Marković has presented his clothing line in Paris, New York, Los Angeles, Rome, St. Petersburg, and Shanghai, as well as in his native country at Serbia Fashion Week. In 2015 and 2016, he participated in the "Paris Haute Couture" fashion show in France. Called "Night Moth", the 2015 collection had pieces designed with silk georgette, anaconda skins, and jersey. The 2016 collection was named "Land of Lilacs" and featured leather combined with floral prints and feathers. In 2017 and 2018, he also put on runway shows at "New York Fashion Week".

Marković celebrated two decades of career at "Serbia Fashion Week" in April 2018 with a collection inspired by fairy tales. Several months later, he presented a collection in Shanghai, China which led to other runway shows in Asia.
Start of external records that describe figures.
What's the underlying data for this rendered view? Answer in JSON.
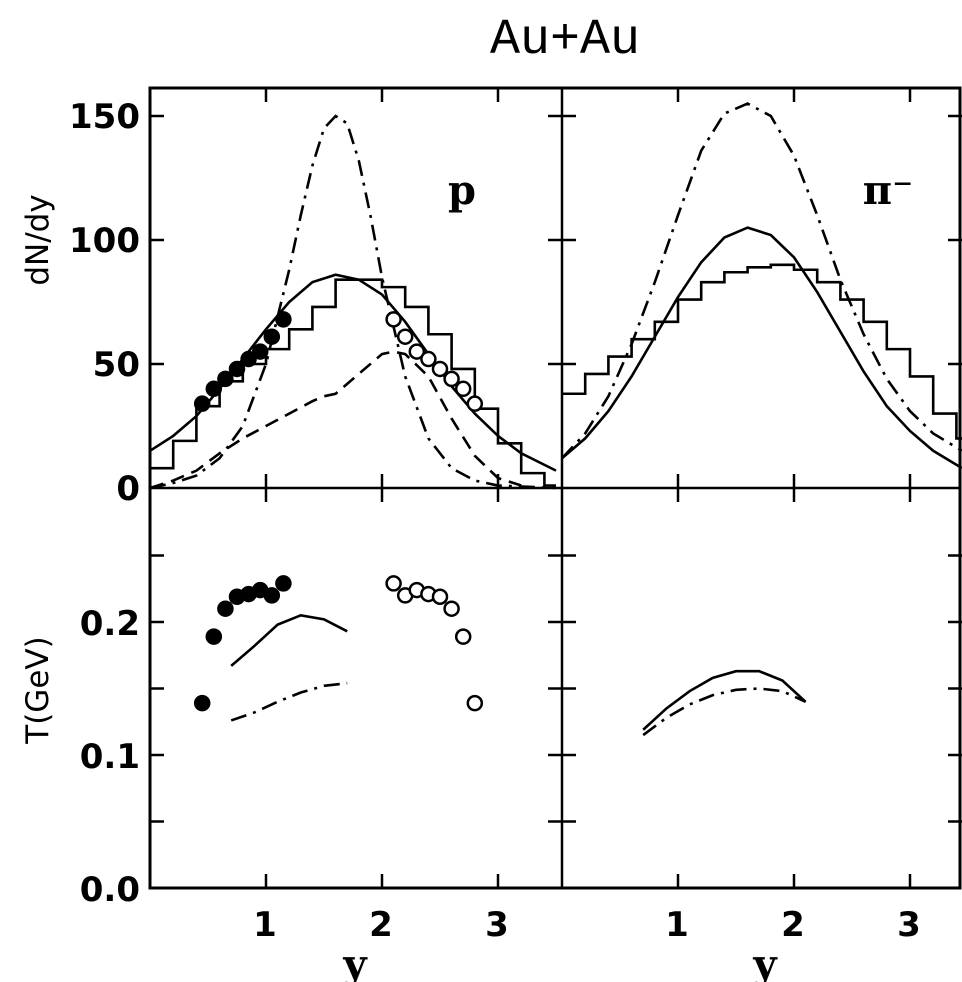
{
  "figure": {
    "title": "Au+Au",
    "x_label": "y",
    "top_y_label": "dN/dy",
    "bottom_y_label": "T(GeV)",
    "top_y_ticks": [
      "0",
      "50",
      "100",
      "150"
    ],
    "bottom_y_ticks": [
      "0.0",
      "0.1",
      "0.2"
    ],
    "x_ticks": [
      "1",
      "2",
      "3"
    ]
  },
  "chart_data": [
    {
      "panel": "p-dN/dy",
      "label": "p",
      "type": "line",
      "xlim": [
        0,
        3.5
      ],
      "ylim": [
        0,
        160
      ],
      "series": [
        {
          "style": "solid",
          "x": [
            0,
            0.2,
            0.4,
            0.6,
            0.8,
            1.0,
            1.2,
            1.4,
            1.6,
            1.8,
            2.0,
            2.2,
            2.4,
            2.6,
            2.8,
            3.0,
            3.2,
            3.5
          ],
          "y": [
            15,
            21,
            29,
            40,
            52,
            64,
            75,
            83,
            86,
            84,
            78,
            67,
            54,
            41,
            30,
            21,
            14,
            7
          ]
        },
        {
          "style": "dashdot",
          "x": [
            0,
            0.2,
            0.4,
            0.6,
            0.8,
            1.0,
            1.2,
            1.3,
            1.4,
            1.5,
            1.6,
            1.7,
            1.8,
            1.9,
            2.0,
            2.2,
            2.4,
            2.6,
            2.8,
            3.0,
            3.5
          ],
          "y": [
            0,
            2,
            5,
            12,
            25,
            50,
            88,
            110,
            130,
            145,
            150,
            147,
            132,
            110,
            85,
            45,
            20,
            8,
            3,
            1,
            0
          ]
        },
        {
          "style": "dashed",
          "x": [
            0,
            0.2,
            0.4,
            0.6,
            0.8,
            1.0,
            1.2,
            1.4,
            1.5,
            1.6,
            1.8,
            2.0,
            2.1,
            2.2,
            2.4,
            2.6,
            2.8,
            3.0,
            3.2
          ],
          "y": [
            0,
            3,
            7,
            14,
            20,
            25,
            30,
            35,
            37,
            38,
            46,
            54,
            55,
            54,
            45,
            28,
            13,
            4,
            1
          ]
        },
        {
          "style": "histogram",
          "edges": [
            0,
            0.2,
            0.4,
            0.6,
            0.8,
            1.0,
            1.2,
            1.4,
            1.6,
            1.8,
            2.0,
            2.2,
            2.4,
            2.6,
            2.8,
            3.0,
            3.2,
            3.4,
            3.5
          ],
          "values": [
            8,
            19,
            33,
            43,
            50,
            56,
            64,
            73,
            84,
            84,
            81,
            73,
            62,
            48,
            32,
            18,
            6,
            1
          ]
        },
        {
          "style": "filled-circles",
          "x": [
            0.45,
            0.55,
            0.65,
            0.75,
            0.85,
            0.95,
            1.05,
            1.15
          ],
          "y": [
            34,
            40,
            44,
            48,
            52,
            55,
            61,
            68
          ]
        },
        {
          "style": "open-circles",
          "x": [
            2.1,
            2.2,
            2.3,
            2.4,
            2.5,
            2.6,
            2.7,
            2.8
          ],
          "y": [
            68,
            61,
            55,
            52,
            48,
            44,
            40,
            34
          ]
        }
      ]
    },
    {
      "panel": "pi-dN/dy",
      "label": "π⁻",
      "type": "line",
      "xlim": [
        0,
        3.5
      ],
      "ylim": [
        0,
        160
      ],
      "series": [
        {
          "style": "solid",
          "x": [
            0,
            0.2,
            0.4,
            0.6,
            0.8,
            1.0,
            1.2,
            1.4,
            1.6,
            1.8,
            2.0,
            2.2,
            2.4,
            2.6,
            2.8,
            3.0,
            3.2,
            3.5
          ],
          "y": [
            12,
            20,
            31,
            45,
            61,
            77,
            91,
            101,
            105,
            102,
            93,
            79,
            63,
            47,
            33,
            23,
            15,
            8
          ]
        },
        {
          "style": "dashdot",
          "x": [
            0,
            0.2,
            0.4,
            0.6,
            0.8,
            1.0,
            1.2,
            1.4,
            1.6,
            1.8,
            2.0,
            2.2,
            2.4,
            2.6,
            2.8,
            3.0,
            3.2,
            3.5
          ],
          "y": [
            12,
            22,
            37,
            58,
            83,
            110,
            136,
            151,
            155,
            150,
            134,
            110,
            84,
            62,
            44,
            31,
            22,
            15
          ]
        },
        {
          "style": "histogram",
          "edges": [
            0,
            0.2,
            0.4,
            0.6,
            0.8,
            1.0,
            1.2,
            1.4,
            1.6,
            1.8,
            2.0,
            2.2,
            2.4,
            2.6,
            2.8,
            3.0,
            3.2,
            3.4,
            3.5
          ],
          "values": [
            38,
            46,
            53,
            60,
            67,
            76,
            83,
            87,
            89,
            90,
            88,
            83,
            76,
            67,
            56,
            45,
            30,
            20
          ]
        }
      ]
    },
    {
      "panel": "p-T",
      "type": "line",
      "xlim": [
        0,
        3.5
      ],
      "ylim": [
        0,
        0.3
      ],
      "series": [
        {
          "style": "solid",
          "x": [
            0.7,
            0.9,
            1.1,
            1.3,
            1.5,
            1.7
          ],
          "y": [
            0.167,
            0.182,
            0.198,
            0.205,
            0.202,
            0.193
          ]
        },
        {
          "style": "dashdot",
          "x": [
            0.7,
            0.9,
            1.1,
            1.3,
            1.5,
            1.7
          ],
          "y": [
            0.126,
            0.132,
            0.14,
            0.147,
            0.152,
            0.154
          ]
        },
        {
          "style": "filled-circles",
          "x": [
            0.45,
            0.55,
            0.65,
            0.75,
            0.85,
            0.95,
            1.05,
            1.15
          ],
          "y": [
            0.139,
            0.189,
            0.21,
            0.219,
            0.221,
            0.224,
            0.22,
            0.229
          ]
        },
        {
          "style": "open-circles",
          "x": [
            2.1,
            2.2,
            2.3,
            2.4,
            2.5,
            2.6,
            2.7,
            2.8
          ],
          "y": [
            0.229,
            0.22,
            0.224,
            0.221,
            0.219,
            0.21,
            0.189,
            0.139
          ]
        }
      ]
    },
    {
      "panel": "pi-T",
      "type": "line",
      "xlim": [
        0,
        3.5
      ],
      "ylim": [
        0,
        0.3
      ],
      "series": [
        {
          "style": "solid",
          "x": [
            0.7,
            0.9,
            1.1,
            1.3,
            1.5,
            1.7,
            1.9,
            2.1
          ],
          "y": [
            0.119,
            0.135,
            0.148,
            0.158,
            0.163,
            0.163,
            0.156,
            0.14
          ]
        },
        {
          "style": "dashdot",
          "x": [
            0.7,
            0.9,
            1.1,
            1.3,
            1.5,
            1.7,
            1.9,
            2.1
          ],
          "y": [
            0.115,
            0.128,
            0.138,
            0.145,
            0.149,
            0.15,
            0.148,
            0.14
          ]
        }
      ]
    }
  ]
}
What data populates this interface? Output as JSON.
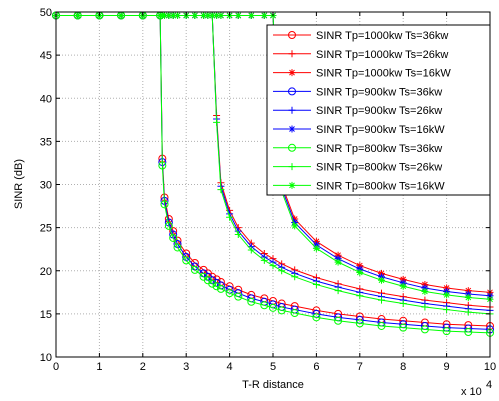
{
  "chart_data": {
    "type": "line",
    "xlabel": "T-R distance",
    "ylabel": "SINR (dB)",
    "x_multiplier": "x 10",
    "x_multiplier_exp": "4",
    "xlim": [
      0,
      100000
    ],
    "ylim": [
      10,
      50
    ],
    "x_ticks": [
      0,
      10000,
      20000,
      30000,
      40000,
      50000,
      60000,
      70000,
      80000,
      90000,
      100000
    ],
    "x_tick_labels": [
      "0",
      "1",
      "2",
      "3",
      "4",
      "5",
      "6",
      "7",
      "8",
      "9",
      "10"
    ],
    "y_ticks": [
      10,
      15,
      20,
      25,
      30,
      35,
      40,
      45,
      50
    ],
    "y_tick_labels": [
      "10",
      "15",
      "20",
      "25",
      "30",
      "35",
      "40",
      "45",
      "50"
    ],
    "grid": true,
    "legend_position": "top-right",
    "x": [
      0,
      5000,
      10000,
      15000,
      20000,
      24000,
      24500,
      25000,
      26000,
      27000,
      28000,
      30000,
      32000,
      34000,
      35000,
      36000,
      37000,
      38000,
      40000,
      42000,
      45000,
      48000,
      50000,
      52000,
      55000,
      60000,
      65000,
      70000,
      75000,
      80000,
      85000,
      90000,
      95000,
      100000
    ],
    "series": [
      {
        "name": "SINR Tp=1000kw Ts=36kw",
        "color": "#ff0000",
        "marker": "circle",
        "values": [
          49.6,
          49.6,
          49.6,
          49.6,
          49.6,
          49.6,
          33.0,
          28.5,
          26.0,
          24.6,
          23.5,
          22.0,
          20.9,
          20.1,
          19.7,
          19.3,
          19.0,
          18.7,
          18.2,
          17.8,
          17.2,
          16.8,
          16.5,
          16.2,
          15.9,
          15.4,
          15.0,
          14.7,
          14.4,
          14.2,
          14.0,
          13.8,
          13.7,
          13.6
        ]
      },
      {
        "name": "SINR Tp=1000kw Ts=26kw",
        "color": "#ff0000",
        "marker": "plus",
        "values": [
          49.6,
          49.6,
          49.6,
          49.6,
          49.6,
          49.6,
          49.6,
          49.6,
          49.6,
          49.6,
          49.6,
          49.6,
          49.6,
          49.6,
          49.6,
          49.6,
          38.0,
          30.2,
          27.0,
          25.0,
          23.2,
          22.0,
          21.4,
          20.8,
          20.1,
          19.2,
          18.5,
          17.9,
          17.4,
          17.0,
          16.6,
          16.3,
          16.0,
          15.8
        ]
      },
      {
        "name": "SINR Tp=1000kw Ts=16kW",
        "color": "#ff0000",
        "marker": "star",
        "values": [
          49.6,
          49.6,
          49.6,
          49.6,
          49.6,
          49.6,
          49.6,
          49.6,
          49.6,
          49.6,
          49.6,
          49.6,
          49.6,
          49.6,
          49.6,
          49.6,
          49.6,
          49.6,
          49.6,
          49.6,
          49.6,
          49.6,
          49.6,
          30.0,
          26.0,
          23.4,
          21.8,
          20.6,
          19.7,
          19.0,
          18.4,
          18.0,
          17.7,
          17.5
        ]
      },
      {
        "name": "SINR Tp=900kw Ts=36kw",
        "color": "#0000ff",
        "marker": "circle",
        "values": [
          49.6,
          49.6,
          49.6,
          49.6,
          49.6,
          49.6,
          32.6,
          28.1,
          25.6,
          24.2,
          23.1,
          21.6,
          20.5,
          19.7,
          19.3,
          18.9,
          18.6,
          18.3,
          17.8,
          17.4,
          16.8,
          16.4,
          16.1,
          15.8,
          15.5,
          15.0,
          14.6,
          14.3,
          14.0,
          13.8,
          13.6,
          13.4,
          13.3,
          13.2
        ]
      },
      {
        "name": "SINR Tp=900kw Ts=26kw",
        "color": "#0000ff",
        "marker": "plus",
        "values": [
          49.6,
          49.6,
          49.6,
          49.6,
          49.6,
          49.6,
          49.6,
          49.6,
          49.6,
          49.6,
          49.6,
          49.6,
          49.6,
          49.6,
          49.6,
          49.6,
          37.6,
          29.8,
          26.6,
          24.6,
          22.8,
          21.6,
          21.0,
          20.4,
          19.7,
          18.8,
          18.1,
          17.5,
          17.0,
          16.6,
          16.2,
          15.9,
          15.6,
          15.4
        ]
      },
      {
        "name": "SINR Tp=900kw Ts=16kW",
        "color": "#0000ff",
        "marker": "star",
        "values": [
          49.6,
          49.6,
          49.6,
          49.6,
          49.6,
          49.6,
          49.6,
          49.6,
          49.6,
          49.6,
          49.6,
          49.6,
          49.6,
          49.6,
          49.6,
          49.6,
          49.6,
          49.6,
          49.6,
          49.6,
          49.6,
          49.6,
          49.6,
          29.6,
          25.6,
          23.0,
          21.4,
          20.2,
          19.3,
          18.6,
          18.0,
          17.6,
          17.3,
          17.1
        ]
      },
      {
        "name": "SINR Tp=800kw Ts=36kw",
        "color": "#00ff00",
        "marker": "circle",
        "values": [
          49.6,
          49.6,
          49.6,
          49.6,
          49.6,
          49.6,
          32.2,
          27.7,
          25.2,
          23.8,
          22.7,
          21.2,
          20.1,
          19.3,
          18.9,
          18.5,
          18.2,
          17.9,
          17.4,
          17.0,
          16.4,
          16.0,
          15.7,
          15.4,
          15.1,
          14.6,
          14.2,
          13.9,
          13.6,
          13.4,
          13.2,
          13.0,
          12.9,
          12.8
        ]
      },
      {
        "name": "SINR Tp=800kw Ts=26kw",
        "color": "#00ff00",
        "marker": "plus",
        "values": [
          49.6,
          49.6,
          49.6,
          49.6,
          49.6,
          49.6,
          49.6,
          49.6,
          49.6,
          49.6,
          49.6,
          49.6,
          49.6,
          49.6,
          49.6,
          49.6,
          37.2,
          29.4,
          26.2,
          24.2,
          22.4,
          21.2,
          20.6,
          20.0,
          19.3,
          18.4,
          17.7,
          17.1,
          16.6,
          16.2,
          15.8,
          15.5,
          15.2,
          15.0
        ]
      },
      {
        "name": "SINR Tp=800kw Ts=16kW",
        "color": "#00ff00",
        "marker": "star",
        "values": [
          49.6,
          49.6,
          49.6,
          49.6,
          49.6,
          49.6,
          49.6,
          49.6,
          49.6,
          49.6,
          49.6,
          49.6,
          49.6,
          49.6,
          49.6,
          49.6,
          49.6,
          49.6,
          49.6,
          49.6,
          49.6,
          49.6,
          49.6,
          29.2,
          25.2,
          22.6,
          21.0,
          19.8,
          18.9,
          18.2,
          17.6,
          17.2,
          16.9,
          16.7
        ]
      }
    ]
  }
}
His clothes have been worn by local celebrities such as Lepa Brena, Ana Nikolić, and Jelena Janković, as well as international ones like singer Ashanti and model Kylie Jenner. Marković believes that "fashion in every possible way deals with art" and that "clothes are kind of three-dimensional sculpture, and in movement, they get a new, fourth dimension."

==Awards==
In 2003, Marković won a ULUPUDS prize for best leather collection at the Belgrade Fair. He has also received two awards from Serbia Fashion Week. In 2017, he was awarded a prize from the Paris organization "Centre du luxe et de la création".